Atopic diathesis can include eczema-like eruptions, atopic dermatitis, asthma, pruritus, allergic rhinitis, angioedema, urticaria, elevated serum IgE, and or hypereosinophilia (4). Many treatments have been attempted, including topical corticosteroids, low-dose oral corticosteroids, tretinoin, topical emollients, and psoralen ultraviolet A therapy (1). The objective of this case report is to illustrate the NS in a patient with severe eczema atopic dermatitis-like eruption. In addition, a short review was done related to this case. 
2. Case Presentation
A 41-month-old boy was referred to the clinic of Allergy and Immunology with generalized erythema since the first day of his life. Dermatological examination revealed thinning and sparseness of his hair and eyebrows with excessive scalp scaling, erythema, and patchy scaling in the perioral area and face and generalized ichthyosiform xerosis (Figure 1).

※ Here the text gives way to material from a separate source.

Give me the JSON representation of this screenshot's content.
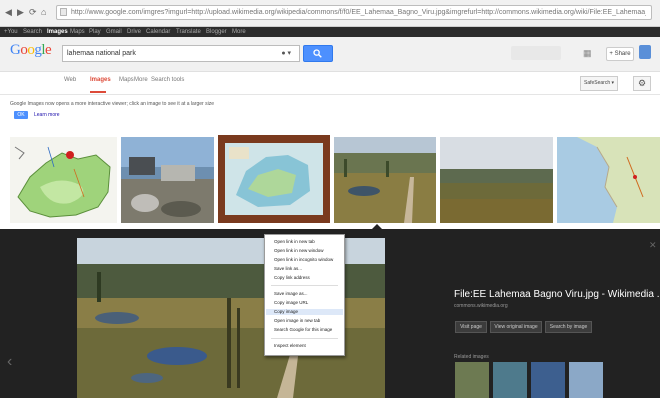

In the extremities, especially in the antecubital (Figure 2a) and popliteal area (Figure 2b), there were diffuse polycyclic erythematous patches surrounded by a double-edged scales characteristic of ILC. Erythema and desquamation were also dominant in other parts of the body, including the back and posterior auricular area.



He was born after a normal pregnancy course without any perinatal complications. Immediately post-partum generalized erythema appeared with associated ichthyosis. After a few months, erythematous rash changed and transformed into desquamated patches and plaques during infancy. He had recurrent skin infections and worsening of his cutaneous lesions with some contact allergens as well as food allergens. Signs and symptoms of gastroesophageal reflux and allergic rhinosinusitis without any evidence of asthma appeared soon in his life. The patient was mentally normal with normal physical growth. He was in the 50th percentile for weight and height. There was a history of parental consanguinity, and his mother had atopic dermatitis.
His laboratory data revealed only an elevated IgE level (1280 IU/mL) and the other immunologic tests did not show significant results. There was a leukocyte count of 7800/μL with 10% eosinophil. Skin prick test showed sensitivity to some foods, including nuts, milk, wheat, and tomato.
Light microscopy of his hair shaft indicated classic trichorrhexis invaginata (Bamboo hair) (Figure 3a) and pili torti (Figure 3b).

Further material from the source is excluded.